La dernière génération d’agriculteurs européens face à un avenir incertain
Alors que Luis et Gonzalo, deux jeunes agriculteurs espagnols, s’affairent dans leurs fermes respectives, la réalité du secteur agricole européen devient de plus en plus préoccupante. Âgés de 35 et 36 ans, ils font partie des 12 % de jeunes de moins de 40 ans travaillant dans le secteur primaire, où l’âge moyen est de 57 ans. La Commission européenne souligne l’importance du renouvellement générationnel pour la sécurité alimentaire et la durabilité, mais la situation sur le terrain raconte une autre histoire.
Ce qui s’est passé
Luis, qui a repris la fromagerie familiale El Pendo en Cantabrie, et Gonzalo, gérant d’une ferme laitière à Torrelavega, illustrent le défi auquel font face les jeunes agriculteurs. Luis a dû se former à la fromagerie pour diversifier son activité, tandis que Gonzalo gère la qualité de son lait tout en s’occupant de ses vaches. Tous deux témoignent des obstacles majeurs : l’accès à la terre et le financement. Gonzalo déplore la flambée des prix des terres, tandis que Luis évoque l’absence de programmes de transmission foncière en Espagne.
Le contexte
La Commission européenne a récemment proposé une stratégie pour doubler le nombre de jeunes agriculteurs d’ici 2040. Pourtant, la réalité est que l’accès à la terre reste un obstacle majeur. En Grèce, Kostas Kafes affirme qu’il est « impossible de devenir agriculteur » sans hériter de terres, d’un puits et d’un tracteur. En Bulgarie, Petar Petrov, agriculteur et président de l’Association bulgare des jeunes agriculteurs, souligne la pénurie de main-d’œuvre dans le secteur. En Italie, des prêts subventionnés existent, mais leur portée est limitée.
Les chiffres à retenir
– En Europe, seulement 12 % des agriculteurs ont moins de 40 ans.- L’âge moyen des agriculteurs est de 57 ans.- En Grèce, seulement 7,2 % des chefs d’exploitation ont moins de 40 ans.- En 2025, l’agriculture a généré une valeur ajoutée brute estimée à 251,8 milliards d’euros, représentant 1,3 % du PIB de l’UE.
Ce que cela révèle
Le discours des autorités est clair : il faut renouveler les générations pour asr la viabilité du secteur. Pourtant, les faits sont accablants. Les jeunes agriculteurs se heurtent à un mur de difficultés financières et d’accès à la terre, tandis que les politiques publiques peinent à répondre à leurs besoins.

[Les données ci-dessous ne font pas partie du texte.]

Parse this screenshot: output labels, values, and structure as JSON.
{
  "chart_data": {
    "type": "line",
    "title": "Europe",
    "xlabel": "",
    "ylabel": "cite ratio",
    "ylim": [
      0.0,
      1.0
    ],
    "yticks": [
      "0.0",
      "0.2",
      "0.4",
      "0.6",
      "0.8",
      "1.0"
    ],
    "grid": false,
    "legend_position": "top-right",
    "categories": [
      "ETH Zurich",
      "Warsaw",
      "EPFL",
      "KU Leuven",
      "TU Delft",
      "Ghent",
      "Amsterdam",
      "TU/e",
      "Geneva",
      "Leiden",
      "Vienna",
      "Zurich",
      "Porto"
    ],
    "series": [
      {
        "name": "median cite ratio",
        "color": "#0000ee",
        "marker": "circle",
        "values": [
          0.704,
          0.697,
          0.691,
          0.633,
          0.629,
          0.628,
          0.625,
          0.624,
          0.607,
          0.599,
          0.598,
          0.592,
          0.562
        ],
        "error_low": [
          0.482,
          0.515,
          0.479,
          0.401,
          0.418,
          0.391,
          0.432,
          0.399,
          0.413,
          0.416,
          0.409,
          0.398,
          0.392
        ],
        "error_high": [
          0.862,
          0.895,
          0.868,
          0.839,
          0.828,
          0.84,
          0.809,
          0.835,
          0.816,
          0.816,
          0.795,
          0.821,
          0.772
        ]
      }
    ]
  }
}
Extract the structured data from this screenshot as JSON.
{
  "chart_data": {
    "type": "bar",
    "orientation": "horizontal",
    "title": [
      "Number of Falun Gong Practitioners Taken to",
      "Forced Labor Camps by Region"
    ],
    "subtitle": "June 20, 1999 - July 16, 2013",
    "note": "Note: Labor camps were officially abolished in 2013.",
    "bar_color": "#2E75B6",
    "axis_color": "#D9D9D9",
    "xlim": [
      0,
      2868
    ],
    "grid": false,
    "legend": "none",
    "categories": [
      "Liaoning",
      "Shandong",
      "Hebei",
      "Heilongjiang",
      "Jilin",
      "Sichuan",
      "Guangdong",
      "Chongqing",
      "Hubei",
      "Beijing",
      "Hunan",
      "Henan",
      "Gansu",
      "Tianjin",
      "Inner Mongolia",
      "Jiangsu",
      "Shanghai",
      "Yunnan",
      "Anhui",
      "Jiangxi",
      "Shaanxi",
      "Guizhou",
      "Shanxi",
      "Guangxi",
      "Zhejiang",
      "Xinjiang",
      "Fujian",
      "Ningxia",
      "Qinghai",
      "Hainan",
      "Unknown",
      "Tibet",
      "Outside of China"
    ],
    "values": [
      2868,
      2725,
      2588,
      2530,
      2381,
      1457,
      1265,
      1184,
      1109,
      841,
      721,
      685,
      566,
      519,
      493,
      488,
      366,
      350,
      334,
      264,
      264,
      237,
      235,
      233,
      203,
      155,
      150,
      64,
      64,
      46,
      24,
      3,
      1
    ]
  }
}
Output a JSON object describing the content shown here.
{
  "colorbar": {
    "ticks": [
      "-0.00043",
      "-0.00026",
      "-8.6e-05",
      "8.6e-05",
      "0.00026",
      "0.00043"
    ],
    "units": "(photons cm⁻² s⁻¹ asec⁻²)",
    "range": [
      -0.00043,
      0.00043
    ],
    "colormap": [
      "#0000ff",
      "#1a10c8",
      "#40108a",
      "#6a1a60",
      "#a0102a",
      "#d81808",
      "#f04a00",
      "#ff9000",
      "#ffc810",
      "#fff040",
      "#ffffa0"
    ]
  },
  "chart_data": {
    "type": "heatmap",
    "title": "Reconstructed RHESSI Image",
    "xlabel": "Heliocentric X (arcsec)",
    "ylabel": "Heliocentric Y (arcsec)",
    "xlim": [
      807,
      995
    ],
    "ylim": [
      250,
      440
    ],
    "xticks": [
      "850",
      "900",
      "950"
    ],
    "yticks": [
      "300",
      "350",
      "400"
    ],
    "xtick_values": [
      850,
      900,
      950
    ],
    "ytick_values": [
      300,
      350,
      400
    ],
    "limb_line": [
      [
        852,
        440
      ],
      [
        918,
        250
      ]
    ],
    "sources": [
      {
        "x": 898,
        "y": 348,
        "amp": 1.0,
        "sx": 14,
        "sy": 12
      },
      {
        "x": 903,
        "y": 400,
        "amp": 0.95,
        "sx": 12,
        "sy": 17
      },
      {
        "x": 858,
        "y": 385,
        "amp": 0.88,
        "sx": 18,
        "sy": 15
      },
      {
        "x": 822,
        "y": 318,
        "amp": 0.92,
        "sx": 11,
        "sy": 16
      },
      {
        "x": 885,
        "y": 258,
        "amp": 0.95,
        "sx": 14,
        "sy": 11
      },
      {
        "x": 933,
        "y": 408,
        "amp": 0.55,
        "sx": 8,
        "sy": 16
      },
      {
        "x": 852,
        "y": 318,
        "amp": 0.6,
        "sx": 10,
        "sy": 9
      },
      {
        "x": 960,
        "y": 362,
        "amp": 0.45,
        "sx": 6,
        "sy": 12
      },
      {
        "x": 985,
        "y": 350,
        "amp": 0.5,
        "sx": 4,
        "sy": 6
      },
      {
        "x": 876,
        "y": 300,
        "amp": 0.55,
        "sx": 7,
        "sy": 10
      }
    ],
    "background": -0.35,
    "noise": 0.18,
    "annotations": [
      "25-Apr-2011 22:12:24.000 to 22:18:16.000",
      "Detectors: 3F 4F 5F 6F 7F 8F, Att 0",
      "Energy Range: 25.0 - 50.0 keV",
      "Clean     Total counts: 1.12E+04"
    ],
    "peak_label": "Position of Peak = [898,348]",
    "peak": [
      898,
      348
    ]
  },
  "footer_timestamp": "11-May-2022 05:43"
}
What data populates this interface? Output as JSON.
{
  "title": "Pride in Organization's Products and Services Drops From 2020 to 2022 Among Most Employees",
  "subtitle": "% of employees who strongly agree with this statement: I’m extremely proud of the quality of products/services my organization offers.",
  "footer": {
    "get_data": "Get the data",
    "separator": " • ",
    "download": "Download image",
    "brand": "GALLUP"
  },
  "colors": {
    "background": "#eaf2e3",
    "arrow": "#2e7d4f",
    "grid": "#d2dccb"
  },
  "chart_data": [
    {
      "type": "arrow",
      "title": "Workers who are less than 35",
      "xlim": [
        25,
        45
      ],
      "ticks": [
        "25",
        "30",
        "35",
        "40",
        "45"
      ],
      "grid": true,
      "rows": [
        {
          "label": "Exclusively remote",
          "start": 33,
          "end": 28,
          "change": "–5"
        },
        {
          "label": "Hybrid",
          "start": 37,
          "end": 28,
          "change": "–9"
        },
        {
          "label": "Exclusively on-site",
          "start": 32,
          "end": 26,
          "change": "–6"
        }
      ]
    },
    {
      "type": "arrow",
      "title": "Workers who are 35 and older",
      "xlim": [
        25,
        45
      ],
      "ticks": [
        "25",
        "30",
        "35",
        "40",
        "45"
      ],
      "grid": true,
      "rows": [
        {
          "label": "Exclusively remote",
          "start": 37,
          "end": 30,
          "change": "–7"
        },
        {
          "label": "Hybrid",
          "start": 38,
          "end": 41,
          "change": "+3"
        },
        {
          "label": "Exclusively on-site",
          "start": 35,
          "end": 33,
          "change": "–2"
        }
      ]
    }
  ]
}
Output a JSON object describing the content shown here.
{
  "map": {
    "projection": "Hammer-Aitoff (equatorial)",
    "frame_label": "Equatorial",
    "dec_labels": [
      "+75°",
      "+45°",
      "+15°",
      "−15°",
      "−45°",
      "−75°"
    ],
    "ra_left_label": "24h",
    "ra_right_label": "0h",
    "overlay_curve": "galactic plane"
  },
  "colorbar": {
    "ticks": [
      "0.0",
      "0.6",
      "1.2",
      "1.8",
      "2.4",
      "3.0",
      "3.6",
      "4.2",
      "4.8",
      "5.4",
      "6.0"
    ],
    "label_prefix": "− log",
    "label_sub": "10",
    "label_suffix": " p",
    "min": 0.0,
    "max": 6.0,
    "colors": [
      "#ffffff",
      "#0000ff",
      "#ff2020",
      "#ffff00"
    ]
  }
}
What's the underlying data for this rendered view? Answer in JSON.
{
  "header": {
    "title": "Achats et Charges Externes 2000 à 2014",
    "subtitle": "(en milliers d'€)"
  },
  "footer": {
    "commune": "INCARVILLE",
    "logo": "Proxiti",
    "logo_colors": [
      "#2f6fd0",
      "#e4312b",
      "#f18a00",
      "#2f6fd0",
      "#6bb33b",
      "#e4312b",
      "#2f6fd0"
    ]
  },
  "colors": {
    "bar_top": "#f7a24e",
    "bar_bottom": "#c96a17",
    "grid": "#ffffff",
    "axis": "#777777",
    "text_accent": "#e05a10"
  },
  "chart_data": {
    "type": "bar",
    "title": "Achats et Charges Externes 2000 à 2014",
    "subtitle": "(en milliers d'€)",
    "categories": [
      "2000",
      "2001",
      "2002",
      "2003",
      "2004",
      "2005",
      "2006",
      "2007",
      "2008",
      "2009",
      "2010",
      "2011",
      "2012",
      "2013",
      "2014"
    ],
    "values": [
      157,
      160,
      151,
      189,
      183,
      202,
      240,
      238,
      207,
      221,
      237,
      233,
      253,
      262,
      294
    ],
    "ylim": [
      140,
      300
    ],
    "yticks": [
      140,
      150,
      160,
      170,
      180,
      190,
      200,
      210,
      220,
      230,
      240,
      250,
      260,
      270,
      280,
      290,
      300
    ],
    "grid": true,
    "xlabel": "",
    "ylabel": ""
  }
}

La promesse d’un avenir radieux pour l’agriculture européenne semble s’éloigner, laissant place à un paysage de désillusion où seuls ceux qui héritent d’une terre peuvent espérer s’en sortir.
Ce qu’il faut retenir
La situation des jeunes agriculteurs en Europe est alarmante. Malgré les discours optimistes des institutions européennes, la réalité sur le terrain est marquée par des défis majeurs. Si le renouvellement générationnel est essentiel, il est également urgent d’agir pour garantir un accès équitable à la terre et à des financements adéquats. Sinon, la dernière génération d’agriculteurs pourrait bien devenir un souvenir, laissant le secteur aux mains de ceux qui ont eu la chance d’hériter.
Source : El Confidencial, Eurostat, Commission européenne.